Napoli
Scala su licenziamenti Crowne Plaza
"Niente scherzi sul Crowne Plaza. Dopo cinque anni di duro
lavoro e dopo gli ottimi risultati raggiunti grazie
all'impegno di questi ragazzi non si può pensare che la
risposta per loro sia la strada. Ho saputo da un incontro
con i lavoratori che alla riunione in Confindustria
l'azienda anzichè presentare un piano industriale ha
ribadito i licenziamenti dei lavoratori con conseguente
esternalizzazione della struttura. Tutti a Castellammare
ricordano la genesi di questa struttura. Tutti sanno come e
con quali fondi è stata realizzata. Nessuno può
sottovalutare che gli imprenditori dell'arretratezza
sfruttando soldi pubblici vorrebbero ora far cassa sulla
pelle di questi lavoratori, costretti alla flessibilità.
Voglio, ricordare a tutti, dati alla mano che il Crowne
Plaza ha avuto mediamente il 56% di camere occupate, durante
l'intero anno.
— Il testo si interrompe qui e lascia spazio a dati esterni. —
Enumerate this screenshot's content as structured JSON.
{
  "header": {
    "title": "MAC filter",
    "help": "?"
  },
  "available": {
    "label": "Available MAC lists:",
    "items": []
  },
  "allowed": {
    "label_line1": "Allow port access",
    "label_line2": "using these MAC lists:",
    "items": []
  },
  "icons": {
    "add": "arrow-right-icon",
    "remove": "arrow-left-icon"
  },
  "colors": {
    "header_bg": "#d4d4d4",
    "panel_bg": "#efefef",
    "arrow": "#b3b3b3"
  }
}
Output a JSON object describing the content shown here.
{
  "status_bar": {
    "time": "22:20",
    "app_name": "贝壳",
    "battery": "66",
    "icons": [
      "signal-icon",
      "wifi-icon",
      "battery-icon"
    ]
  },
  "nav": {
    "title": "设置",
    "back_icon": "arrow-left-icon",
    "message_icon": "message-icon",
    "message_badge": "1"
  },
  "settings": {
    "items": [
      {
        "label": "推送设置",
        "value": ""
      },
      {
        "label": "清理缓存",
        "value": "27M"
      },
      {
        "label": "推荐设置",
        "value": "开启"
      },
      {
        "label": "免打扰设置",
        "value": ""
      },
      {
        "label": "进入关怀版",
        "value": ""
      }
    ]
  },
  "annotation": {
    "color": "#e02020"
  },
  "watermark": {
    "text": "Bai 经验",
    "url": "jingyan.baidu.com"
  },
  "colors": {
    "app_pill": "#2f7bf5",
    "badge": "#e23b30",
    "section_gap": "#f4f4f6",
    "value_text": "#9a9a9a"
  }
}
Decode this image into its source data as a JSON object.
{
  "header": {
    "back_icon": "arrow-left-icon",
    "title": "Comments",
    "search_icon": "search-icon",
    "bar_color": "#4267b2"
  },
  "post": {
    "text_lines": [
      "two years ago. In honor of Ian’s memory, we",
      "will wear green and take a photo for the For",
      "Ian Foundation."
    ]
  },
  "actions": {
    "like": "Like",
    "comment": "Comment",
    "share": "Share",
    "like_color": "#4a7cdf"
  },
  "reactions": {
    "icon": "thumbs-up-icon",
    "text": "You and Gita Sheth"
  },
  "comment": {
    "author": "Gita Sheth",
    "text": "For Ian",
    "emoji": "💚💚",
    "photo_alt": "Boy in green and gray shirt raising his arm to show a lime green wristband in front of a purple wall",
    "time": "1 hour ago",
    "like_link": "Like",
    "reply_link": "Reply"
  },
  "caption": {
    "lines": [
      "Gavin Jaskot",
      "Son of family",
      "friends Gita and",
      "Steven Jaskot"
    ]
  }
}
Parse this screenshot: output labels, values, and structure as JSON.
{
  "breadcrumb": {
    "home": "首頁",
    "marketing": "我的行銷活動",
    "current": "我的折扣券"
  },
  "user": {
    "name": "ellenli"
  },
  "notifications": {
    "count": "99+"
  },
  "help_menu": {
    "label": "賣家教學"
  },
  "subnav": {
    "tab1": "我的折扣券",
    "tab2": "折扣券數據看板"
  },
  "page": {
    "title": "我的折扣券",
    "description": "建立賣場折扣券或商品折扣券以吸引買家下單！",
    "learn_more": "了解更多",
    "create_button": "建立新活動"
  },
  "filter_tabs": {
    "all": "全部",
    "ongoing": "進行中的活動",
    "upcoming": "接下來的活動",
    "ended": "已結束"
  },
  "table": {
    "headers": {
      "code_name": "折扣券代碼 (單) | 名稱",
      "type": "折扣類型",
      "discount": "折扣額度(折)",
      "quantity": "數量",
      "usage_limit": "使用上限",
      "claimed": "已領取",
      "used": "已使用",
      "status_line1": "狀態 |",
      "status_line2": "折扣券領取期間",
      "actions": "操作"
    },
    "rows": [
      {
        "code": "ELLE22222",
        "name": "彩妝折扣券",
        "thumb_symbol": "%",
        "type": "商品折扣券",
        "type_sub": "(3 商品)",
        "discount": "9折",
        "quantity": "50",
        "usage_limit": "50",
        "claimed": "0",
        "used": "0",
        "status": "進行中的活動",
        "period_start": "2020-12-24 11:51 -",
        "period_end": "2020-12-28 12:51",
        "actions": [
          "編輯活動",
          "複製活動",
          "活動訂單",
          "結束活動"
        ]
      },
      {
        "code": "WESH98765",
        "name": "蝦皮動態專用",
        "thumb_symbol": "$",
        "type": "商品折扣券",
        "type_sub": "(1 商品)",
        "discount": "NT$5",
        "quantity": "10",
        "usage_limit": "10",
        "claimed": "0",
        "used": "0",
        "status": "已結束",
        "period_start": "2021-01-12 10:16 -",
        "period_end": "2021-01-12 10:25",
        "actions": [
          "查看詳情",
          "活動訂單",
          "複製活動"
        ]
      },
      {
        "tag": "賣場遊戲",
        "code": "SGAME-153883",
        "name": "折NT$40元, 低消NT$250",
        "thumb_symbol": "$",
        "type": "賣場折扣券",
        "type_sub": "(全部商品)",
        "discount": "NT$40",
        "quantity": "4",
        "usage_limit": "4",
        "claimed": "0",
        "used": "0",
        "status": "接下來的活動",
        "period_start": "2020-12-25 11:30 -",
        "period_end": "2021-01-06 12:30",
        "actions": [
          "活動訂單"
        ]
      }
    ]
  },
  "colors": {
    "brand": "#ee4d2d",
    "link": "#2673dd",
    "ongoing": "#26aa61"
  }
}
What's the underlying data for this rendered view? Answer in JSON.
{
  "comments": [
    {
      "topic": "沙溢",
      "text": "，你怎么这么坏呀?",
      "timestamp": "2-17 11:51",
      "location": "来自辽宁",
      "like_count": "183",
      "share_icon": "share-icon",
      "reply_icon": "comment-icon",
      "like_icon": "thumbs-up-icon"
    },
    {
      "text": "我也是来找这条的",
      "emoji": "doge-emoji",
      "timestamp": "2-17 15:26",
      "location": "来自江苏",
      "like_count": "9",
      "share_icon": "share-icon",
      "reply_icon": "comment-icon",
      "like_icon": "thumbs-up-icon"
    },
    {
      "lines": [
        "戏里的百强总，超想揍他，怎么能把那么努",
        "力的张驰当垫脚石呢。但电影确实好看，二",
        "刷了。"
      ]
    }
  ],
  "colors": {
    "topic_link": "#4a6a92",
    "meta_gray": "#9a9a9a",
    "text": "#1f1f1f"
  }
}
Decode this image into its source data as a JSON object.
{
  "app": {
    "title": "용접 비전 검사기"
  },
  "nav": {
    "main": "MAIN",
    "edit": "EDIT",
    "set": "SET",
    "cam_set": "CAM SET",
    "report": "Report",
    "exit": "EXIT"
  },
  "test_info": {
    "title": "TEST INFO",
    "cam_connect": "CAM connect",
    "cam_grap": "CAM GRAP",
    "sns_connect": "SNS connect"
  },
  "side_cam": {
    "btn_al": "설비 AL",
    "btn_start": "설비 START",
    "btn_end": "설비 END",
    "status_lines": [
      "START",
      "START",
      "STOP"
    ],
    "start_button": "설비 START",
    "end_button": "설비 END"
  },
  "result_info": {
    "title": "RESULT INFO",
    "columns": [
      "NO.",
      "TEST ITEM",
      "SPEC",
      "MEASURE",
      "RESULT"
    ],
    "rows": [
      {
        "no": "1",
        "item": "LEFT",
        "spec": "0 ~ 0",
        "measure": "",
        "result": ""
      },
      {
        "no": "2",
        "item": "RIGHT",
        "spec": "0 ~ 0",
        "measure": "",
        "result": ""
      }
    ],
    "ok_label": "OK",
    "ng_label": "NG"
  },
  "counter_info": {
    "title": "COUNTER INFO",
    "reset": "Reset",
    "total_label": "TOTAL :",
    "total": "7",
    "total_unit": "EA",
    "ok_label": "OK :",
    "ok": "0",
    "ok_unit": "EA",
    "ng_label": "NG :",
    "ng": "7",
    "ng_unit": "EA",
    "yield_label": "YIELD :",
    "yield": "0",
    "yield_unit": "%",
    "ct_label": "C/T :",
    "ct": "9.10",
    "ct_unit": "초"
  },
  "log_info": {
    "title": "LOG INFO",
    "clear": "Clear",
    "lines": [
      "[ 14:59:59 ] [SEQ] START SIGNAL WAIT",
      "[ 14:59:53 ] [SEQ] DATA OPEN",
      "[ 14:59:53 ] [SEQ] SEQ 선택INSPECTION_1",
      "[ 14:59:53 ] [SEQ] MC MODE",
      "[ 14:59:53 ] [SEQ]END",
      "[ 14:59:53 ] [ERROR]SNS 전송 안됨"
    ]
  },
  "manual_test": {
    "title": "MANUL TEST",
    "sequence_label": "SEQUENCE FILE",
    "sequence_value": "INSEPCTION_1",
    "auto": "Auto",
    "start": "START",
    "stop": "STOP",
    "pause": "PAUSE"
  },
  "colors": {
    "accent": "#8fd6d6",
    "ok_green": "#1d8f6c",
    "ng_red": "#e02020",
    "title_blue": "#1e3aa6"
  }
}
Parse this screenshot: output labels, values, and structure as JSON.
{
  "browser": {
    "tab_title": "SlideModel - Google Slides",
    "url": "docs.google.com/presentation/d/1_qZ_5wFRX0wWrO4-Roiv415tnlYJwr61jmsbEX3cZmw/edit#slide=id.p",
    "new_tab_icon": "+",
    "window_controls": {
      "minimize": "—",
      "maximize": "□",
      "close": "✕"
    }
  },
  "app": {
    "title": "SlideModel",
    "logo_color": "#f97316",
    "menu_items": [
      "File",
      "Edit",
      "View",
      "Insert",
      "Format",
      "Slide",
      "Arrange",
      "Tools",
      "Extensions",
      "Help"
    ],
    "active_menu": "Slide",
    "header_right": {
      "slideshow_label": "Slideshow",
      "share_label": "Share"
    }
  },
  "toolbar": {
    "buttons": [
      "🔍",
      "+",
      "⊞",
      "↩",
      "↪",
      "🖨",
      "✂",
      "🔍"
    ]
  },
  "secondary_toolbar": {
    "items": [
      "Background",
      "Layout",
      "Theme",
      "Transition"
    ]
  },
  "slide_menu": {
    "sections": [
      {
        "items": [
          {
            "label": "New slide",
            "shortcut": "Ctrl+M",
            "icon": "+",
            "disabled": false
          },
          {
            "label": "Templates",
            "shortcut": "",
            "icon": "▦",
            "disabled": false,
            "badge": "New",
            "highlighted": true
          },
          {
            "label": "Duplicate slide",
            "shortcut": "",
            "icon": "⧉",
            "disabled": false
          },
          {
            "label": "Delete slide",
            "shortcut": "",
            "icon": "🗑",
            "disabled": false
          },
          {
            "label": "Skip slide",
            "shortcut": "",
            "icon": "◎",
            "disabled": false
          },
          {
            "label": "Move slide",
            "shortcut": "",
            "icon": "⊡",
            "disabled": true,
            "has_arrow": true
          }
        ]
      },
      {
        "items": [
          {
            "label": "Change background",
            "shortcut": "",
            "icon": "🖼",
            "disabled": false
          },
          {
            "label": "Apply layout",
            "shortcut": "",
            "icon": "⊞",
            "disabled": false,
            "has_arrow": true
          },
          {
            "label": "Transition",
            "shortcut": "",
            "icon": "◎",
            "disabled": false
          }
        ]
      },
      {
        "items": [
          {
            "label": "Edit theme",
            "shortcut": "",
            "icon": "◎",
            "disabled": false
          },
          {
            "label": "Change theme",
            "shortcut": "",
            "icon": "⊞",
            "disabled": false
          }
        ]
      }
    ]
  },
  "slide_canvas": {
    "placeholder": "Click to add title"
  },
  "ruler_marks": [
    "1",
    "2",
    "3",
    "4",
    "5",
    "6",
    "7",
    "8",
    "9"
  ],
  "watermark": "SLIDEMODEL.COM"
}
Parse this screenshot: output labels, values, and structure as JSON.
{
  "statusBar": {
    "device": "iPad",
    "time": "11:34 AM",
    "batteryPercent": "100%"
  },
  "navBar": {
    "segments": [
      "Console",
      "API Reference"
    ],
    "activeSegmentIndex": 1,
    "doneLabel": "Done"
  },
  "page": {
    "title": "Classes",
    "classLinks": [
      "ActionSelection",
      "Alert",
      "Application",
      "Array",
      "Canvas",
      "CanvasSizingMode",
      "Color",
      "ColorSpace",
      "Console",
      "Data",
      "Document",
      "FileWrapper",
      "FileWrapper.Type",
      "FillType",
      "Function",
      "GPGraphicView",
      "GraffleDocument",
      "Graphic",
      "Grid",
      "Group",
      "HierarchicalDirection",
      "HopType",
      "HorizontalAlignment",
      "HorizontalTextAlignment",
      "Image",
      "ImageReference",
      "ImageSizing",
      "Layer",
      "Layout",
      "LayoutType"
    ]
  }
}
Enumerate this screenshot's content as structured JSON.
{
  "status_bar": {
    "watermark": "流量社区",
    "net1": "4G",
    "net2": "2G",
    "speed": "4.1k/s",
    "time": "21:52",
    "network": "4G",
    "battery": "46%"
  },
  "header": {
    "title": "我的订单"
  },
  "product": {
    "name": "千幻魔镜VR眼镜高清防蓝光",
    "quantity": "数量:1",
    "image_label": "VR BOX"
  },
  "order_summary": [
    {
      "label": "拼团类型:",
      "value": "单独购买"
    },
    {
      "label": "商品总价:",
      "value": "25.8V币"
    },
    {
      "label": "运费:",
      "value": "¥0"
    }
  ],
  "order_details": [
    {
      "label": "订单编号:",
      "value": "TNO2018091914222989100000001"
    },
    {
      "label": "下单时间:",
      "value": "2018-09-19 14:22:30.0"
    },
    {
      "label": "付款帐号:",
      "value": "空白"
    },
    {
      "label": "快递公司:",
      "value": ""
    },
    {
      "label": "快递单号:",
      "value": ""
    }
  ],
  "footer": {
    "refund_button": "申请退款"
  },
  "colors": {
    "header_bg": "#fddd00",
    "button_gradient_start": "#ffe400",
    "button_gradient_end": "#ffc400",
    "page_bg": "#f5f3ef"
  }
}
Ogni lavoratore ha più di cento giorni fra
ferie e permessi di cui non ha potuto usufruire per
lavorare. Ora cosa si vuol fare? Licenziare? Ci batteremo in
ogni sede affinchè questi lavoratori non vengano licenziati.
Chiederò a tutti i vertici istituzionali di prendere un
impegno concreto i lavoratori del Crowne Plaza non possono e
non devono essere lasciati soli".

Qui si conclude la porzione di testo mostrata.